Tra i 6 e i 12 anni, se un bambino o una bambina mostra degli atteggiamenti rabbiosi con una frequenza superiore al normale per un periodo superiore a 6 mesi, si parla di disturbo oppositivo provocatorio. Non si tratta semplicemente di capricci, di piccole ripicche, ma di veri e propri circoli viziosi che possono colpire una percentuale di bimbi compresa tra il 5 e il 10% – quindi tutt’altro che poco significativa. Sapere e capire bene di cosa si tratta è importante, soprattutto per i genitori: se loro sottovalutano la questione potrebbero anche peggiorare questo disturbo, concentrandosi sugli atteggiamenti negativi del bambino e ignorando quelli positivi.

Disturbo oppositivo provocatorio, cos’è?

Disturbo oppositivo provocatorio
Fonte: Pixabay

Il disturbo oppositivo provocatorio è un disturbo della condotta che colpisce appunto i bambini – anche se ci sono rari casi limite nell’adolescenza inoltrata. Come si legge su Studi Cognitivi, l’incidenza è maggiore nelle famiglie in cui c’è un genitore che presenti un disturbo antisociale, oppure che abbia avuto problemi di dipendenza, schizofrenia o disturbi comportamentali come l’iperattività o il disturbo da deficit dell’attenzione. I bambini che ne sono colpiti manifestano emozioni come rabbia e hanno un atteggiamento indisponente soprattutto nei confronti degli adulti, ma lo potrebbero avere anche nei confronti dei propri coetanei.

Disturbo oppositivo provocatorio, il test

Non esiste un vero e proprio test, quanto un’osservazione del comportamento unita a dei fattori di rischio per la diagnosi. Questi fattori possono essere di temperamento (ovvero una discrepanza tra il temperamento del bimbo e quello del genitore, come per esempio all’interno di famiglie eccessivamente rigide), fattori biologici (cioè quando sono compromessi nel paziente il sistema di inibizione del comportamento, che tende a valutare le conseguenze di un’azione, e il sistema di attivazione del comportamento, che tende a cogliere le occasioni, oltre ai processi cognitivi per mantenere l’attenzione), fattori contestuali (cioè relativo all’educazione che i genitori cercano di impartire e che risulta troppo rigida). Possono però contare anche i modelli adulti che mostrano aggressività ed eventi stressanti, oltre alla mancanza di stimoli di conoscenza.

Anche i rischi sono chiari, dicevamo, tanto più che i medici possono analizzarli per una diagnosi precoce. Tra i fattori di rischio ci sono la mancanza di tolleranza alla frustrazione, l’alta reattività alle emozioni, un’educazione troppo rigida, una bassa frequenza cardiaca o anomalie cerebrali. Inoltre, chi soffre di un disturbo oppositivo provocatorio scarica sugli altri le proprie colpe, tende a meditare vendetta rispetto a torti che pensa di aver subito e utilizza la rabbia come mood principale con una frequenza ben più alta di quanto si potrebbe fare alla propria età o anche prima. Di solito, i bambini che non mostrano atteggiamenti rabbiosi in tenera età, è difficile che sviluppino questo disturbo.

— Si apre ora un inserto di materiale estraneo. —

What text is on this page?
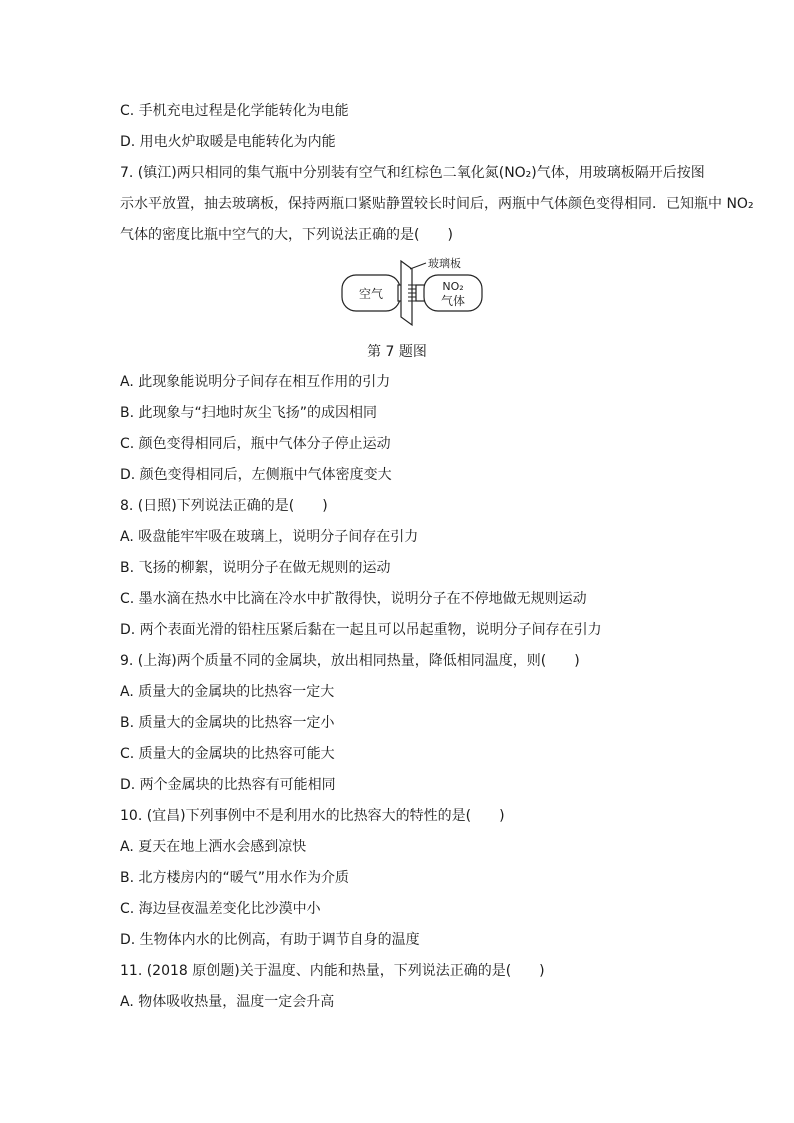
C. 手机充电过程是化学能转化为电能
D. 用电火炉取暖是电能转化为内能
7. (镇江)两只相同的集气瓶中分别装有空气和红棕色二氧化氮(NO₂)气体，用玻璃板隔开后按图
示水平放置，抽去玻璃板，保持两瓶口紧贴静置较长时间后，两瓶中气体颜色变得相同．已知瓶中 NO₂
气体的密度比瓶中空气的大，下列说法正确的是(　　)
空气
NO₂
气体
玻璃板
第 7 题图
A. 此现象能说明分子间存在相互作用的引力
B. 此现象与“扫地时灰尘飞扬”的成因相同
C. 颜色变得相同后，瓶中气体分子停止运动
D. 颜色变得相同后，左侧瓶中气体密度变大
8. (日照)下列说法正确的是(　　)
A. 吸盘能牢牢吸在玻璃上，说明分子间存在引力
B. 飞扬的柳絮，说明分子在做无规则的运动
C. 墨水滴在热水中比滴在冷水中扩散得快，说明分子在不停地做无规则运动
D. 两个表面光滑的铅柱压紧后黏在一起且可以吊起重物，说明分子间存在引力
9. (上海)两个质量不同的金属块，放出相同热量，降低相同温度，则(　　)
A. 质量大的金属块的比热容一定大
B. 质量大的金属块的比热容一定小
C. 质量大的金属块的比热容可能大
D. 两个金属块的比热容有可能相同
10. (宜昌)下列事例中不是利用水的比热容大的特性的是(　　)
A. 夏天在地上洒水会感到凉快
B. 北方楼房内的“暖气”用水作为介质
C. 海边昼夜温差变化比沙漠中小
D. 生物体内水的比例高，有助于调节自身的温度
11. (2018 原创题)关于温度、内能和热量，下列说法正确的是(　　)
A. 物体吸收热量，温度一定会升高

Disturbo oppositivo provocatorio, strategie e interventi

Disturbo oppositivo provocatorio
Fonte: Pixabay

Intanto, dicevamo, è importante cercare di ridurre al minimo i fattori di rischio laddove sia possibile, per esempio eliminando i modelli negativi e aggressivi o riducendo la rigidità dell’educazione, puntando su piccoli riconoscimenti per buoni comportamenti che non possono e non devono passare inosservati. Di solito si ricorre alla terapia cognitivo-comportamentale per comprendere cosa avvenga esattamente nel bambino e perché si scateni in lui questa opposizione rabbiosa e vendicativa.

Per quanto riguarda la cura si devono affrontare quattro fasi, naturalmente ricorrendo alla psicoterapia: la fase psicoeducativa (in cui il bimbo impara i meccanismi della rabbia), la fase di acquisizione delle abilità (per apprendere nuove strategie e gestire diverse situazioni potenzialmente rischiose), la fase di addestramento (in cui il bimbo mette in pratica tutto quello che ha imparato). Come spiega l’Istituto Beck, ci sono anche dei compiti a casa: tutto quello che il bimbo apprende o mette in pratica non si esaurisce nel rapporto con lo psicologo, ma deve essere esercitato anche e soprattutto mentre è a casa. Solo in questo modo le buone pratiche possono diventare abitudini.